Studie: Menschliche Stickstoffemissionen bremsen Klimaerwärmung
Durch menschliche Aktivitäten in die Umwelt gelangte Stickstoffverbindungen bremsen in der Summe die weltweite Klimaerwärmung. Zu diesem Ergebnis kommt ein Forscherteam unter der Leitung von Wissenschaftern des Max-Planck-Instituts für Biogeochemie in Jena in Deutschland in einer Analyse der komplexen Auswirkungen von Stickstoffverbindungen aus der Landwirtschaft und der Verbrennung fossiler Energieträger auf die globale Durchschnittstemperatur.
Insgesamt ergebe sich daraus ein kühlender Effekt, berichteten die Forscher in ihrer nun in der Fachzeitschrift "Nature" veröffentlichten Studie. Ohne menschlichen Stickstoffeintrag hätte sich das Klima noch weiter aufgeheizt. Positiv werten die Expertinnen und Experten dies angesichts der diversen negativen Folgen von Stickstoffemissionen für Mensch und Umwelt aber nicht.
"Das klingt zwar wie eine gute Nachricht", erklärte der Direktor des Jenaer Max-Plack-Instituts, Sönke Zaehle. "Aber dabei muss man berücksichtigen, dass die Stickstoffemissionen viele schädliche Wirkungen etwa auf die Gesundheit, die Artenvielfalt und die Ozonschicht haben." Die Ergebnisse seien kein Grund, die Umweltbilanz der Stickstoffeinträge schönzureden oder in zusätzlicher Stickstoffzufuhr gar ein mögliches "Mittel gegen die Erderwärmung" zu sehen.
Stickstoff ist ein natürlich in der Atmosphäre vorkommenden Gas. Der Mensch setzt zusätzliche Stickstoffverbindungen aber auf verschiedene Weise frei, eine der Hauptquellen sind Gülle und synthetische Düngemittel für die Landwirtschaft. Eine weitere wichtige Quelle ist die Verbrennung von fossilen Energieträgern wie Erdöl und Kohle, bei denen Stickoxide entstehen und sich in der Luft verteilen.

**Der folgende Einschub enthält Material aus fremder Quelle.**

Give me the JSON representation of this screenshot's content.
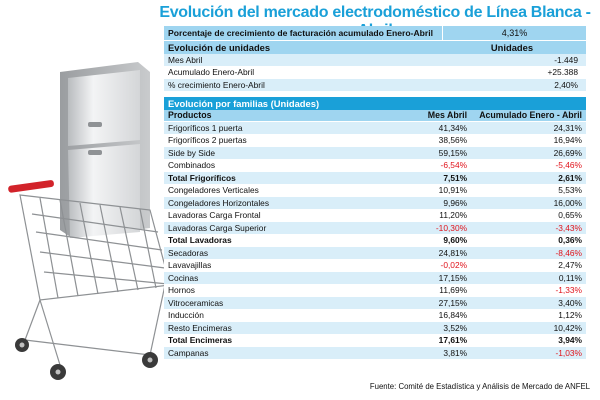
{
  "title": "Evolución del mercado electrodoméstico de Línea Blanca - Abril",
  "growth": {
    "label": "Porcentaje de crecimiento de facturación acumulado Enero-Abril",
    "value": "4,31%"
  },
  "units": {
    "header": "Evolución de unidades",
    "col_header": "Unidades",
    "rows": [
      {
        "label": "Mes Abril",
        "value": "-1.449"
      },
      {
        "label": "Acumulado Enero-Abril",
        "value": "+25.388"
      },
      {
        "label": "% crecimiento Enero-Abril",
        "value": "2,40%"
      }
    ]
  },
  "families": {
    "header": "Evolución por familias (Unidades)",
    "columns": [
      "Productos",
      "Mes Abril",
      "Acumulado Enero - Abril"
    ],
    "rows": [
      {
        "product": "Frigoríficos 1 puerta",
        "month": "41,34%",
        "accum": "24,31%"
      },
      {
        "product": "Frigoríficos 2 puertas",
        "month": "38,56%",
        "accum": "16,94%"
      },
      {
        "product": "Side by Side",
        "month": "59,15%",
        "accum": "26,69%"
      },
      {
        "product": "Combinados",
        "month": "-6,54%",
        "accum": "-5,46%"
      },
      {
        "product": "Total Frigoríficos",
        "month": "7,51%",
        "accum": "2,61%",
        "bold": true
      },
      {
        "product": "Congeladores Verticales",
        "month": "10,91%",
        "accum": "5,53%"
      },
      {
        "product": "Congeladores Horizontales",
        "month": "9,96%",
        "accum": "16,00%"
      },
      {
        "product": "Lavadoras Carga Frontal",
        "month": "11,20%",
        "accum": "0,65%"
      },
      {
        "product": "Lavadoras Carga Superior",
        "month": "-10,30%",
        "accum": "-3,43%"
      },
      {
        "product": "Total Lavadoras",
        "month": "9,60%",
        "accum": "0,36%",
        "bold": true
      },
      {
        "product": "Secadoras",
        "month": "24,81%",
        "accum": "-8,46%"
      },
      {
        "product": "Lavavajillas",
        "month": "-0,02%",
        "accum": "2,47%"
      },
      {
        "product": "Cocinas",
        "month": "17,15%",
        "accum": "0,11%"
      },
      {
        "product": "Hornos",
        "month": "11,69%",
        "accum": "-1,33%"
      },
      {
        "product": "Vitroceramicas",
        "month": "27,15%",
        "accum": "3,40%"
      },
      {
        "product": "Inducción",
        "month": "16,84%",
        "accum": "1,12%"
      },
      {
        "product": "Resto Encimeras",
        "month": "3,52%",
        "accum": "10,42%"
      },
      {
        "product": "Total Encimeras",
        "month": "17,61%",
        "accum": "3,94%",
        "bold": true
      },
      {
        "product": "Campanas",
        "month": "3,81%",
        "accum": "-1,03%"
      }
    ]
  },
  "source": "Fuente: Comité de Estadística y Análisis de Mercado de ANFEL",
  "colors": {
    "title": "#1aa0d8",
    "header_light": "#9fd5f0",
    "row_alt": "#d9eef9",
    "negative": "#e0131b"
  }
}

Auslöser sehr unterschiedlicher Wirkungen
Allerdings unterscheiden sich die direkten und indirekten Klimawirkungen der verschiedenen Stickstoffverbindungen. So wirkt aus gedüngten Böden entweichendes Lachgas nach Angaben der Jenaer Forscher als extrem starkes Treibhausgas. Seine Wirkung ist annähernd 300 Mal stärker als die von Kohlendioxid. Zugleich lässt der Stickstoffeintrag aber Pflanzen besser wachsen, sodass diese mehr Kohlendioxid binden.

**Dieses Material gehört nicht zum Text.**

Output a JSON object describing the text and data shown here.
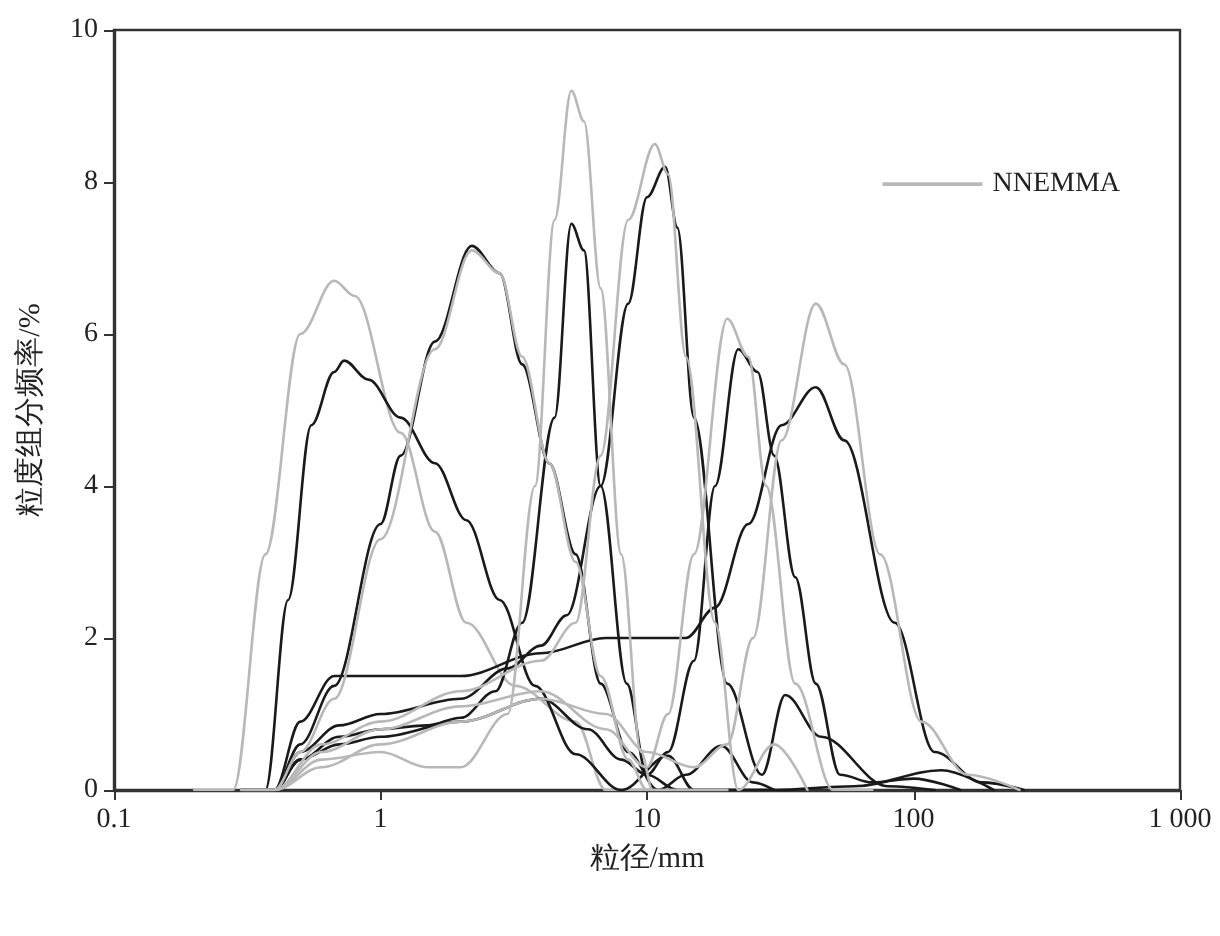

Durch Verbrennung freigesetzte Stickoxide entfalten ebenfalls widersprüchliche Wirkungen. Unter anderem begünstigen sie die Bildung von Schwebepartikeln in der Atmosphäre, die Sonnenlicht abschirmen und deshalb kühlen. Das Phänomen ist in Bodennähe auch als Smog bekannt. Zugleich führen sie allerdings auch zu einer vermehrten Bildung von Ozon, das wiederum ein sehr starkes Treibhausgas ist.
In der Summe errechnete das Forscherteam daraus einen Kühleffekt von 0,34 Watt pro Quadratmeter durch menschliche Stickstoffeinträge. Zum Vergleich: Der Mensch heizte jeden Quadratmeter laut Weltklimarat IPCC vor allem durch die Emission von Treibhausgasen zwischen 2011 und 2020 im Mittel um 2,7 Watt auf. Daraus resultierte in diesem Zeitraum ein Temperaturanstieg von im Schnitt 1,1 Grad Celsius.
Keine direkte Umrechnung möglich
Eine direkte Umrechnung der kühlenden Wirkung der Stickstoffeinträge auf die globale Durchschnittstemperatur sei allerdings nicht möglich, betonten die Experten aus Jena. Einerseits träten dabei örtliche Effekte auf, zum anderen reagiere das Klimasystem träge und in komplexer Weise auf die Verschiebungen.
Zugleich verwiesen die Forscher auf die negativen Umwelt- und Gesundheitsfolgen von Stickstoffverbindungen - etwa in Form der Überdüngung von Gewässern oder durch deren Rolle bei der Bildung von Feinstaub und dem Entstehen von Atemwegserkrankungen. "Die Stickstoffemissionen sollten reduziert werden", erklärte Zaehle.